Elliott Waves point to Apple stock turnaround

“A few days ago, when Apple (AAPL) reached my technical target around $390, I posted an article suggesting that there was a risk for it to continue lower still should the upcoming earnings report disappoint,” Ramki Ramakrishnan writes for Forbes. “The next target was at $318.”

“As we all know, following the announcement that Apple will issue debt (at attractive rates) and return a load of cash to investors, the stock has quickly recovered some ground,” Ramakrishnan writes. “This article seeks to explain briefly how a trader uses Elliott Waves to change his tactics.”

Ramakrishnan writes, “We always start off with a hypothesis. In this case, my hypothesis was while Apple stayed under $420, the risk was for continued weakness. However, when we notice that a new five-wave pattern on the way up has surpassed the fourth wave on the way down, we recognize it as a powerful signal that the trend is changing.”

Read more in the full article here.

Related article:
Apple share price could go as high as $1,600 within 24-36 months – April 9, 2013

13 Comments

  1. Playing computer games with charts and spreadsheets is the expert’s way of telling us he hasn’t a clue about how the stock market works. Total acadmic hogwash!

    1. There is a psychology of trading that has been captured by these trends. Regardless of whether you like it or not, people believe in them and follow it. If enough people follow it, it becomes reality. The whole idea here is to go with the flow until it turns against you and you make money. You may want to read up on the background of this before you put it down.
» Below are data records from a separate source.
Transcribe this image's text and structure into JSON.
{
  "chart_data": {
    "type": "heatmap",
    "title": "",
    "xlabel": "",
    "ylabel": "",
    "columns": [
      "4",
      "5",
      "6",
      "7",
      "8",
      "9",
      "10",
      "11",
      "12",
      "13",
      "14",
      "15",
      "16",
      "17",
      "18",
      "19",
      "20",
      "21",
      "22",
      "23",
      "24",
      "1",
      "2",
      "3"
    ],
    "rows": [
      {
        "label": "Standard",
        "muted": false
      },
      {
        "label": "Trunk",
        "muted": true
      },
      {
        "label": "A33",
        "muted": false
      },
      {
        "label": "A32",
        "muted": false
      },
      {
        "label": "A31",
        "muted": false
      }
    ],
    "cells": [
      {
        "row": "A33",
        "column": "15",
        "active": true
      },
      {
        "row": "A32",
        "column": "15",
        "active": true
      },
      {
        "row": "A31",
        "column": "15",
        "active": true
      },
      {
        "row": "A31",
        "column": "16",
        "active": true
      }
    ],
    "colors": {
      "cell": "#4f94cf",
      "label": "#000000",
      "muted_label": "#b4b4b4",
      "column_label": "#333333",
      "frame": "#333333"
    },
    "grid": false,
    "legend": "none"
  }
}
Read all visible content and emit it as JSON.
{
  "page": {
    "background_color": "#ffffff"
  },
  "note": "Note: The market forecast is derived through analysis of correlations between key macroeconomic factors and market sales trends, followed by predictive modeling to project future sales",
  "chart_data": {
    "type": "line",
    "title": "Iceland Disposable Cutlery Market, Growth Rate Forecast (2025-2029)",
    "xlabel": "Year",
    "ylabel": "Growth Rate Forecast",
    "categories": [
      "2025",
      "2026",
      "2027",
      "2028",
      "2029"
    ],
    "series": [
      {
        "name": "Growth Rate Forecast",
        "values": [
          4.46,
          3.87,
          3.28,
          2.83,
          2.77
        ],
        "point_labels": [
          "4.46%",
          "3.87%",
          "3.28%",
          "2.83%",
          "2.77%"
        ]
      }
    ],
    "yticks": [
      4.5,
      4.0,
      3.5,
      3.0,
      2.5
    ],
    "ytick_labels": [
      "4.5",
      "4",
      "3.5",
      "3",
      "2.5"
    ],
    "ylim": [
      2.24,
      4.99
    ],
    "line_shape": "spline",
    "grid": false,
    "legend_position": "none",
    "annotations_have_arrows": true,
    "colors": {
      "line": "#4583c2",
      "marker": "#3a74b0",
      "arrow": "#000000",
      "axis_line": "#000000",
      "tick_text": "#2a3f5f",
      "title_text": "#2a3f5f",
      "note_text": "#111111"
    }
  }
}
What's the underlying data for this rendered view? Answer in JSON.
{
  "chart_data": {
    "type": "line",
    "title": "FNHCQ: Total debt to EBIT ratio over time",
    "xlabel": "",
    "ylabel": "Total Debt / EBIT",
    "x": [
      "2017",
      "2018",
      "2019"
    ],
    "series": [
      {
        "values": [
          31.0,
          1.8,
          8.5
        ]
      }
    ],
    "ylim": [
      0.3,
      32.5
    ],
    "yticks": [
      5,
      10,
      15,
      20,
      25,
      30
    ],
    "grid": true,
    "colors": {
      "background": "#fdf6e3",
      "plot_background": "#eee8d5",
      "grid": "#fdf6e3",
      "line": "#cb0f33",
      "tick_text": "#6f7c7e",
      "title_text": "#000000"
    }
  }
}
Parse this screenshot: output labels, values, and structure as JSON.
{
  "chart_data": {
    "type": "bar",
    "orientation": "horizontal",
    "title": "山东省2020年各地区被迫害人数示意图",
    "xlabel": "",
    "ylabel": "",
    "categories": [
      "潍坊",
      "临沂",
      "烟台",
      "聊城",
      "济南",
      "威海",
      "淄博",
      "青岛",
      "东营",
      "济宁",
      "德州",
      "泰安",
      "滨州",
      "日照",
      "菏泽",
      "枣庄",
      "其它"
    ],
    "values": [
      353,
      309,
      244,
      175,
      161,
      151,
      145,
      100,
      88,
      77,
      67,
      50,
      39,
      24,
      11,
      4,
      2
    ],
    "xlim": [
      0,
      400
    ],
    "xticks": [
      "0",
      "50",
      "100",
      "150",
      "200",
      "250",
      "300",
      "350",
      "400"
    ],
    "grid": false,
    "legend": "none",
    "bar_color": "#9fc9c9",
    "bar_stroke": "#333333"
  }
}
The market is about greed and fear (emotions) and not about fundamentals.

        1. Of course you are free to use what ever system you like but Elliott Wave software helped me avoid the fall from $700 and has consistently made between 35% to 50% on my money for the last three years.

        2. The U.S. was recovering from an epic economic collapse during that time period. How would your system have worked in 2006-2008? If it continues to be highly successful for a couple of more three year periods, then you might have something.

          Of course, if you have a successful system and others know about it, then more people will start using it, thus undermining its effectiveness. So you really shouldn’t tell everyone how great your system is…just profit from it quietly until you have more money than you will ever need. Then spend it quietly.

        3. The more people who use it, the more amplified the effect. I use a time frame of 2 weeks to 3 months for each trade I set up. The Elliott wave can even be found in day trading time lines but I don’t use it that way.

          More money is made when the stock market falls then when it rises with EW trading.

  2. Wow. This is just in line with my own observation on the correlation between the migratotory patterns of birds and Apple stock. Weeks back, spring was late where I live and birds where nowhere to be found. Then, spring hit fast, snow melted and birds chirped. Apple went up! My only observation is if the swallows don’t come soon, aplple stock is doomed!
    Seriously, this guy qualifies his hypothesis so much it’s basically useless.

  3. A brief study of Elliott Wave theory might offer some readers a chance to both temper their sarcastic commentary and develop a grasp of fundamental technical analysis. The latter would help them profit from cyclical market movements and be more at peace with events they currently perceive as random or conspiratorial.

    1. My point is thatt the theory leaves it to the individual to decide which of a few possible will be the outcome, am i not right? We’re I to guess, I doubt followers of this theory are any more successfull than any other theory. You question my sarcasm, yet if you follow Elliott’s principle you’re using Fibonacci principles to predict stock movements? Seriously? My guess is it works some times, sometimes not. Same as my bird theory. Any performance charts?

    2. Elliott Wave Theory – and their newsletter – is a joke!

      My brother used to forward their newsletter to me, until I started to map their predictions, their “corrected” predictions, the time between their predictions and “corrected” predictions, and their actual success rate of predictions / “corrected” predictions. Once he saw what total gibberish they were spewing, he quit subscribing.

      If you’ve never seen one of their newsletters – they will send out a newsletter before the Market opens. They will explain in mind numbing detail why they think the Market will break this way, or that way. If the Market is going the exact opposite of what they predicted by noon, they’d issue a “corrected” newsletter, again loaded with mind numbing analysis of why what they had said 4 hours earlier was wrong, and why the Market was doing the exact opposite of what they said it would do. Then they’d issue a post-close newsletter now explaining why they were right or wrong. It’s easy to apply your theories in hindsight, it’s much more difficult to apply them in foresight.

      If I had invested as they had suggested, and not simply by gut as I had been, I would have had serious losses, instead of the gains I’ve realized.